The president paused the sweeping duties on Canada and Mexico on Feb. 3 for one month after the two countries’ leaders announced new border security measures.
Trump said in a social media post on Thursday that drugs from the US’ North American neighbors are still entering “at very high and unacceptable levels.”
Photo: EPA-EFE
“We cannot allow this scourge to continue to harm the USA, and therefore, until it stops, or is seriously limited, the proposed TARIFFS scheduled to go into effect on MARCH FOURTH will, indeed, go into effect, as scheduled,” Trump wrote. “China will likewise be charged an additional 10 percent tariff on that date.”
The new tariffs on China come on top of a previous 10 percent duty he allowed to take effect earlier this month, when he delayed tariffs on Canada and Mexico. The 25 percent tariffs apply to all Canadian and Mexican imports, except for energy products from Canada, which are to be taxed at 10 percent.
“It’s 10 plus 10, a second 10,” Trump said in the Oval Office. “I think you’re going to see actually drug stopping because the countries should not be allowing the drugs to come into the United States of America. We’re not going to allow it to happen.”
Trump’s brinkmanship puts North America back on the precipice of a trade war, which economists say would hurt US growth, worsen inflation and possibly spark recessions in Mexico and Canada. Those countries plus China are the three biggest sellers to the US. If there is no last-minute reprieve, Tuesday would see taxes ramped up on more than US$1 trillion of imports.
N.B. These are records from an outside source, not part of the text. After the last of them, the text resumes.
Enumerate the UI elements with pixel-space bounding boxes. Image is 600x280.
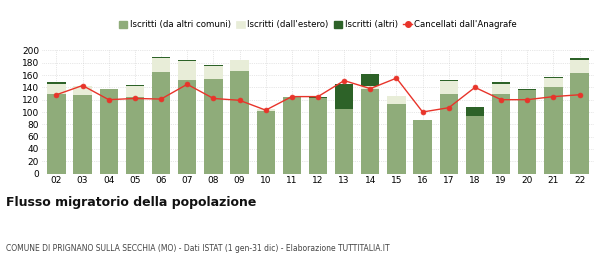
Bar [204, 65, 223, 66]
Bar [388, 104, 406, 174]
Bar [413, 120, 432, 174]
Bar [152, 72, 170, 174]
Bar [178, 62, 196, 80]
Bar [335, 84, 353, 109]
Bar [571, 60, 589, 73]
Bar [178, 80, 196, 174]
Bar [440, 81, 458, 94]
Bar [178, 60, 196, 62]
Bar [126, 97, 144, 174]
Bar [466, 116, 484, 174]
Bar [492, 84, 510, 94]
Bar [47, 94, 65, 174]
Bar [126, 85, 144, 86]
Text: COMUNE DI PRIGNANO SULLA SECCHIA (MO) - Dati ISTAT (1 gen-31 dic) - Elaborazione: COMUNE DI PRIGNANO SULLA SECCHIA (MO) - … [6, 244, 389, 253]
Bar [361, 88, 379, 174]
Bar [544, 78, 563, 87]
Bar [73, 95, 92, 174]
Bar [544, 77, 563, 78]
Bar [492, 94, 510, 174]
Bar [47, 84, 65, 94]
Bar [100, 88, 118, 174]
Bar [230, 60, 248, 71]
Bar [361, 85, 379, 88]
Bar [309, 97, 327, 98]
Bar [283, 97, 301, 174]
Bar [518, 90, 536, 174]
Bar [571, 73, 589, 174]
Bar [309, 98, 327, 174]
Text: Flusso migratorio della popolazione: Flusso migratorio della popolazione [6, 196, 256, 209]
Bar [335, 109, 353, 174]
Bar [47, 82, 65, 84]
Bar [73, 85, 92, 95]
Bar [388, 96, 406, 104]
Bar [518, 89, 536, 90]
Bar [544, 87, 563, 174]
Bar [257, 109, 275, 111]
Bar [126, 86, 144, 97]
Bar [204, 66, 223, 79]
Bar [440, 94, 458, 174]
Bar [152, 59, 170, 72]
Bar [361, 74, 379, 85]
Bar [257, 111, 275, 174]
Bar [466, 107, 484, 116]
Bar [230, 71, 248, 174]
Bar [152, 57, 170, 59]
Bar [440, 80, 458, 81]
Bar [492, 82, 510, 84]
Bar [571, 59, 589, 60]
Bar [204, 79, 223, 174]
Legend: Iscritti (da altri comuni), Iscritti (dall'estero), Iscritti (altri), Cancellati: Iscritti (da altri comuni), Iscritti (da… [119, 20, 517, 29]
Trump’s latest tariff threat rattled financial markets. The US dollar soared on Thursday, sending Canada’s dollar, Mexico’s peso and China’s offshore yuan sliding. The S&P 500 fell 1.6 percent, as investors worried about the impact of trade barriers on the economy.
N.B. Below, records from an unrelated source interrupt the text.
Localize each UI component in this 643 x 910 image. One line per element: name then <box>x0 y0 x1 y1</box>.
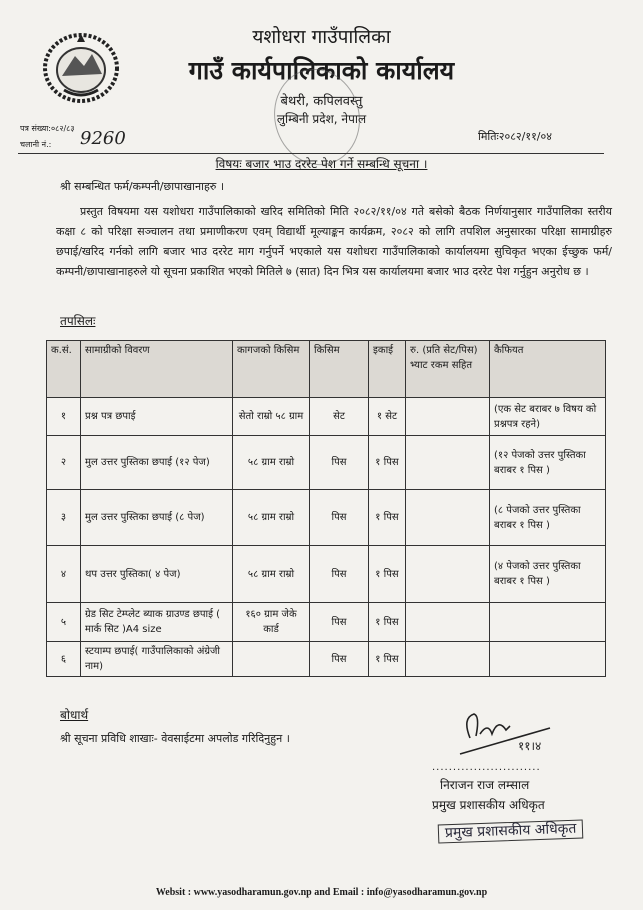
cell-remarks <box>489 602 606 642</box>
cell-type: पिस <box>309 602 369 642</box>
cell-type: पिस <box>309 641 369 677</box>
cc-label: बोधार्थ <box>60 708 89 722</box>
cell-type: सेट <box>309 397 369 436</box>
letter-number: पत्र संख्या:०८२/८३ <box>20 124 75 133</box>
nepal-government-emblem <box>43 33 119 103</box>
handwritten-signature: ११।४ <box>459 713 551 755</box>
signatory-title: प्रमुख प्रशासकीय अधिकृत <box>432 798 545 812</box>
table-header-row: क.सं. सामाग्रीको विवरण कागजको किसिम किसि… <box>46 340 606 398</box>
cell-type: पिस <box>309 545 369 603</box>
cell-unit: १ पिस <box>368 641 406 677</box>
cell-description: थप उत्तर पुस्तिका( ४ पेज) <box>80 545 233 603</box>
cell-paper-type <box>232 641 310 677</box>
cell-sn: ५ <box>46 602 81 642</box>
table-row: ६ स्टयाम्प छपाई( गाउँपालिकाको अंग्रेजी ना… <box>46 641 606 677</box>
cell-paper-type: सेतो राम्रो ५८ ग्राम <box>232 397 310 436</box>
cell-rate <box>405 545 490 603</box>
cell-rate <box>405 435 490 490</box>
cell-remarks: (८ पेजको उत्तर पुस्तिका बराबर १ पिस ) <box>489 489 606 546</box>
cell-rate <box>405 489 490 546</box>
cell-paper-type: १६० ग्राम जेके कार्ड <box>232 602 310 642</box>
cell-rate <box>405 397 490 436</box>
salutation: श्री सम्बन्धित फर्म/कम्पनी/छापाखानाहरु । <box>60 180 225 193</box>
cell-remarks: (४ पेजको उत्तर पुस्तिका बराबर १ पिस ) <box>489 545 606 603</box>
address-line-1: बेथरी, कपिलवस्तु <box>280 94 363 109</box>
cell-description: मुल उत्तर पुस्तिका छपाई (१२ पेज) <box>80 435 233 490</box>
cell-paper-type: ५८ ग्राम राम्रो <box>232 489 310 546</box>
table-row: ५ ग्रेड सिट टेम्प्लेट ब्याक ग्राउण्ड छपाई… <box>46 602 606 642</box>
signatory-name: निराजन राज लम्साल <box>440 778 530 792</box>
footer-contact: Websit : www.yasodharamun.gov.np and Ema… <box>155 887 488 898</box>
materials-table: क.सं. सामाग्रीको विवरण कागजको किसिम किसि… <box>46 340 606 677</box>
dispatch-number: 9260 <box>80 128 126 149</box>
header-paper-type: कागजको किसिम <box>232 340 310 398</box>
table-row: ३ मुल उत्तर पुस्तिका छपाई (८ पेज) ५८ ग्राम… <box>46 489 606 546</box>
municipality-name: यशोधरा गाउँपालिका <box>252 26 391 48</box>
cell-description: ग्रेड सिट टेम्प्लेट ब्याक ग्राउण्ड छपाई … <box>80 602 233 642</box>
body-paragraph: प्रस्तुत विषयमा यस यशोधरा गाउँपालिकाको ख… <box>56 205 612 278</box>
header-type: किसिम <box>309 340 369 398</box>
cell-remarks: (एक सेट बराबर ७ विषय को प्रश्नपत्र रहने) <box>489 397 606 436</box>
cell-paper-type: ५८ ग्राम राम्रो <box>232 435 310 490</box>
table-row: १ प्रश्न पत्र छपाई सेतो राम्रो ५८ ग्राम सेट… <box>46 397 606 436</box>
cell-paper-type: ५८ ग्राम राम्रो <box>232 545 310 603</box>
cell-unit: १ पिस <box>368 545 406 603</box>
cell-description: स्टयाम्प छपाई( गाउँपालिकाको अंग्रेजी नाम… <box>80 641 233 677</box>
signature-dotted-line: .......................... <box>432 762 541 773</box>
header-rate: रु. (प्रति सेट/पिस) भ्याट रकम सहित <box>405 340 490 398</box>
cell-sn: ६ <box>46 641 81 677</box>
cell-sn: २ <box>46 435 81 490</box>
header-remarks: कैफियत <box>489 340 606 398</box>
table-row: २ मुल उत्तर पुस्तिका छपाई (१२ पेज) ५८ ग्रा… <box>46 435 606 490</box>
cell-unit: १ पिस <box>368 602 406 642</box>
header-divider <box>18 153 604 154</box>
cell-unit: १ पिस <box>368 435 406 490</box>
dispatch-number-label: चलानी नं.: <box>20 140 52 149</box>
title-stamp: प्रमुख प्रशासकीय अधिकृत <box>437 819 584 844</box>
cell-type: पिस <box>309 489 369 546</box>
cell-sn: ४ <box>46 545 81 603</box>
cell-type: पिस <box>309 435 369 490</box>
table-row: ४ थप उत्तर पुस्तिका( ४ पेज) ५८ ग्राम राम्र… <box>46 545 606 603</box>
office-name: गाउँ कार्यपालिकाको कार्यालय <box>188 56 455 85</box>
header-description: सामाग्रीको विवरण <box>80 340 233 398</box>
cell-sn: ३ <box>46 489 81 546</box>
subject-line: विषयः बजार भाउ दररेट पेश गर्ने सम्बन्धि … <box>215 157 428 171</box>
header-unit: इकाई <box>368 340 406 398</box>
office-seal-stamp <box>274 68 360 166</box>
signature-date: ११।४ <box>518 739 541 753</box>
header-sn: क.सं. <box>46 340 81 398</box>
address-line-2: लुम्बिनी प्रदेश, नेपाल <box>276 112 367 126</box>
cell-description: मुल उत्तर पुस्तिका छपाई (८ पेज) <box>80 489 233 546</box>
details-label: तपसिलः <box>60 314 96 328</box>
cell-description: प्रश्न पत्र छपाई <box>80 397 233 436</box>
cell-unit: १ सेट <box>368 397 406 436</box>
cc-line: श्री सूचना प्रविधि शाखाः- वेवसाईटमा अपलो… <box>60 732 290 745</box>
letter-date: मितिः२०८२/११/०४ <box>478 130 552 143</box>
cell-unit: १ पिस <box>368 489 406 546</box>
cell-sn: १ <box>46 397 81 436</box>
cell-remarks <box>489 641 606 677</box>
cell-remarks: (१२ पेजको उत्तर पुस्तिका बराबर १ पिस ) <box>489 435 606 490</box>
cell-rate <box>405 602 490 642</box>
cell-rate <box>405 641 490 677</box>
“The April Second Reciprocal Tariff date will remain in full force and effect,” the president wrote on Thursday.
The tariffs on China are also related to its role in the fentanyl trade. Much illegal fentanyl is manufactured abroad and smuggled into the US through Mexico, with cartels often using Chinese components to make the drug, the US Drug Enforcement Administration has said. China has dismissed the issue as a “pretext” for Trump’s tariffs.
Chinese Minister of Commerce Wang Wentao (王文濤) on Thursday wrote to US Trade Representative Jamieson Greer to object to the tariffs.
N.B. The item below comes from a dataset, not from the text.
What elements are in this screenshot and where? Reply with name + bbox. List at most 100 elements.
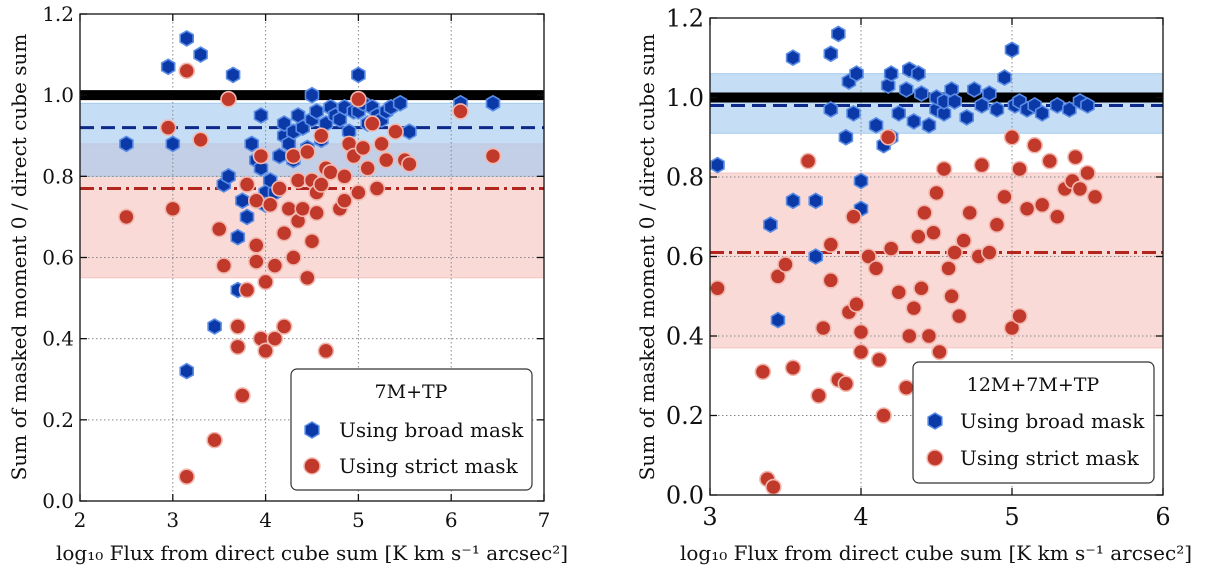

The US, Canada and Mexico have integrated their supply chains in recent decades, from cars to produce, and new tariffs risk destabilizing the North American trade pact Trump signed during his first term.
Trade in goods and services between Canada and the US was about US$920 billion in 2023, while Mexico-US trade was nearly US$900 billion, US Department of Commerce data showed.
Trump had for the most part treaded more carefully on China — the third-largest US trading partner — during the initial weeks of his second term, speaking of his desire to reach a trade agreement with Beijing. Yet his latest pledge to tack on more tariffs risks worsening ties, along with efforts to step up investment restrictions on key products such as semiconductors.
The initial 10 percent tariff hike on China was expected to have only a limited effect on China’s growth in the near term, an analysis from Shu Chang (舒暢), Eric Zhu (朱懌) and and David Qu (曲天石) of Bloomberg Economics said.
“But higher, permanent tariffs would bring considerable pain,” they wrote in a research report earlier this month.
An increase to 60 percent would slash China’s exports to the US by almost 80 percent, putting 2.3 percent of GDP at risk in the medium term, they estimated.